Opinion: Let’s talk about food

POSTED: 10/9/12 1:03 PM

Some people think about food all day long. I remember a colleague who would walk into the office at ten in the morning complaining about what he called hunger pains – and he certainly did not look like an underfed puppy. In another category of people thoughts about food focus not on quantity but on quality. The yearning for responsibly produced food (no genetically modified stuff, no products blown up with agricultural steroids) among these consumers is becoming louder and louder – and for good reason. After all, you are what you eat.
Louise Fresco is an authority on food. With an education from the University of Wageningen, Fresco served in high functions at the UN agricultural organization FAO; since 2006 she is a professor at the University of Amsterdam.
People talk a lot about food, Fresco says, but without having a lot of knowledge about the topic. The traditional baker is not going to feed the world, she warns, and that sounds already like a professorial sneer in the direction of people with a strong preference for organic products.
The world seems to buckle under the drive for food, Fresco wrote in an op-ed in the Volkskrant. Rain forests are cut down for soy, live stock is one of the most important causes of global warming, monoculture threatens biodiversity and the question is how all those young people in India and China will be fed once they all go to McDonald’s.
But Fresco says there is no reason to panic. The earth is capable of producing enough to feed everybody. Agriculture is a success story, she writes in her book Hamburgers in Paradise that was released last week Friday.
Hunger is the result of failed policies and poverty. Modern agriculture has brought many blessings: more people are better fed than ever before. Agriculture has made the largest growth in the world population possible. The majority of the population is exempt from the daily concerns about food and is able to do other things. “Whichever way you look at it, that is quite a victory,” Fresco says.

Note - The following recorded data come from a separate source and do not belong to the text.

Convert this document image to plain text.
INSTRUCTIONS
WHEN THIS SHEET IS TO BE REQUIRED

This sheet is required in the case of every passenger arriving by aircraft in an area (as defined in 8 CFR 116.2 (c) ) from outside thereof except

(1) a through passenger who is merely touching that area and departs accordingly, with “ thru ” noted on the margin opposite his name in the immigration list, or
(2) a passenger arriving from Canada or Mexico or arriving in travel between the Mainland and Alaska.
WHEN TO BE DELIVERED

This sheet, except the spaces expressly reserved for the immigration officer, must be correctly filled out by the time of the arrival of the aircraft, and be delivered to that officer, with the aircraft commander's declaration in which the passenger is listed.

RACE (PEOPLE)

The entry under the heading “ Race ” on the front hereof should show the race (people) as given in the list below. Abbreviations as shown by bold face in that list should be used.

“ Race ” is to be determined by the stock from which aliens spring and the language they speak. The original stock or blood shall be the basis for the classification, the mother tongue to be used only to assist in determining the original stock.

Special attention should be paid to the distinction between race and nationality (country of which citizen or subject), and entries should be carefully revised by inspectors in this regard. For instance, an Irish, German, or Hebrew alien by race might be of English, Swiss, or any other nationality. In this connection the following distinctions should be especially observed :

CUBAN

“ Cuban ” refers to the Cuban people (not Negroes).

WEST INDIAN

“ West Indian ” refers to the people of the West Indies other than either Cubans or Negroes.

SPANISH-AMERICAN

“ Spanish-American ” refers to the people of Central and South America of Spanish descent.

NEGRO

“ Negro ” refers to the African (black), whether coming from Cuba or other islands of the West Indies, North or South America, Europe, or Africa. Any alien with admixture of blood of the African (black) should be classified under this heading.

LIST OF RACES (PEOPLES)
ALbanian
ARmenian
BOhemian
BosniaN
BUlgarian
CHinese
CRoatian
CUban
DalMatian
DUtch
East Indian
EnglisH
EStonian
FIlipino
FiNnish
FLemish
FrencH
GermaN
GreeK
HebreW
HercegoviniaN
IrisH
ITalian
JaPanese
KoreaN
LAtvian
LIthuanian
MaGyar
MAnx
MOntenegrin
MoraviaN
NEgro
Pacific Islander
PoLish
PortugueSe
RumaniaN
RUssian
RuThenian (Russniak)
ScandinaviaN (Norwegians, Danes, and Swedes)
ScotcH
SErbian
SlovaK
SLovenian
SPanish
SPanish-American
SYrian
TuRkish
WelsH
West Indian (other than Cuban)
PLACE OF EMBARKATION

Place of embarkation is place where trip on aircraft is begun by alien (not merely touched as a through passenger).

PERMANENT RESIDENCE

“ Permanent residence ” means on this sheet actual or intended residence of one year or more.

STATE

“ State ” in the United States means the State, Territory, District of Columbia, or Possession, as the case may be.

She maintains that the system has space to feed a couple of billion extra mouths. “In the next couple of years we have to produce incredibly much more food. But we are able to do it. Unless there is a world war or a gigantic epidemic I do not foresee large problems in our food supply,” the professor says.
What about meat production? In the next forty years the demand for meat will double, while at the moment already two-third of agricultural land is used for meat production. We’ll need one-and-a-half earth to meet that demand.
“That is the wrong way of looking at it,” Fresco told the Volkskrant. “A lot of land on earth is not suited for agriculture. Think about the pampas in Argentina, the steppe in Mongolia. The cows over there are converting grass that is indigestible for us into high quality food. There is no other and no better way to do that. Chicken and pigs are on low production levels in many parts of the world as well. There is still a lot to be gained with improved feeding systems and efficiency.”
Fresco says that the productivity of a corn field in Chine is 40 percent higher than in India. And in china the productivity is 40 percent lower than in Europe. “I am not talking about genetic modification,” Fresco says, ‘but about improving current techniques.”
The problem with doomsday scenarios, Fresco says, is that they are based on business as usual. “Predicting the future in a linear way from the current situation is impossible. In 1894 the times predicted that in 1950 the streets of London would be covered with three meters of horse manure. Nobody could know that there was another solution possible – the car. If you look back fifty years now, you’ll miss the whole internet’-revolution.”
Fresco says that the relevance of biodiversity is overrated. “There is no direct relationship between biodiversity and food-security. The fact that we are depending for our food on just thirty crops does not make our food less safe.”
Dying bees is another misunderstood topic, Fresco says. “Doom thinkers refer to it as a symbol for the downfall of our food-system. They suggest that without bees there is no more fertilization. That is incorrect. Most food crops do not depend on bees. Pollination could be a problem for horticulture, but not for our basic calories. If you are talking about food security you cannot say that not pollinating an apple tree affects that.”
The Volkskrant sensed that Fresco is a proponent of intensifying agriculture. Fresco: “In the Netherlands we are giving land back to nature. Drenthe used to be an agricultural province, now it is all nature. That has been made possible by the intensive agriculture that made that we needed less land to produce pour food. Apart from that I think that the Netherlands has reached the limits of intensifying agriculture.”
Fresco does not think that organic is a guarantee for sustainable. “No matter how sympathetic the thought is: if we want to grow all our food organically, we need a lot more land. Not a little bit, but approximately six times as much.”
Fresco balks at the suggestion by the Volkskrant that she considers proponents of organic food as spoiled westerners.
“I do not mean it that hard. I find that those movements deserve credit because they have put food back on the agenda. What I say is that they do not offer a solution for the world food problem. It is an illusion to think that we are able to feed the Netherlands with food from the neighborhood. Globalization is a fact if you want to eat the way we do now. The traditional baker is not going to feed the world. Movements like slowfood and organic are an avant-garde, but they do not offer a realistic alternative. The real change will have to come from the mainstream food production.”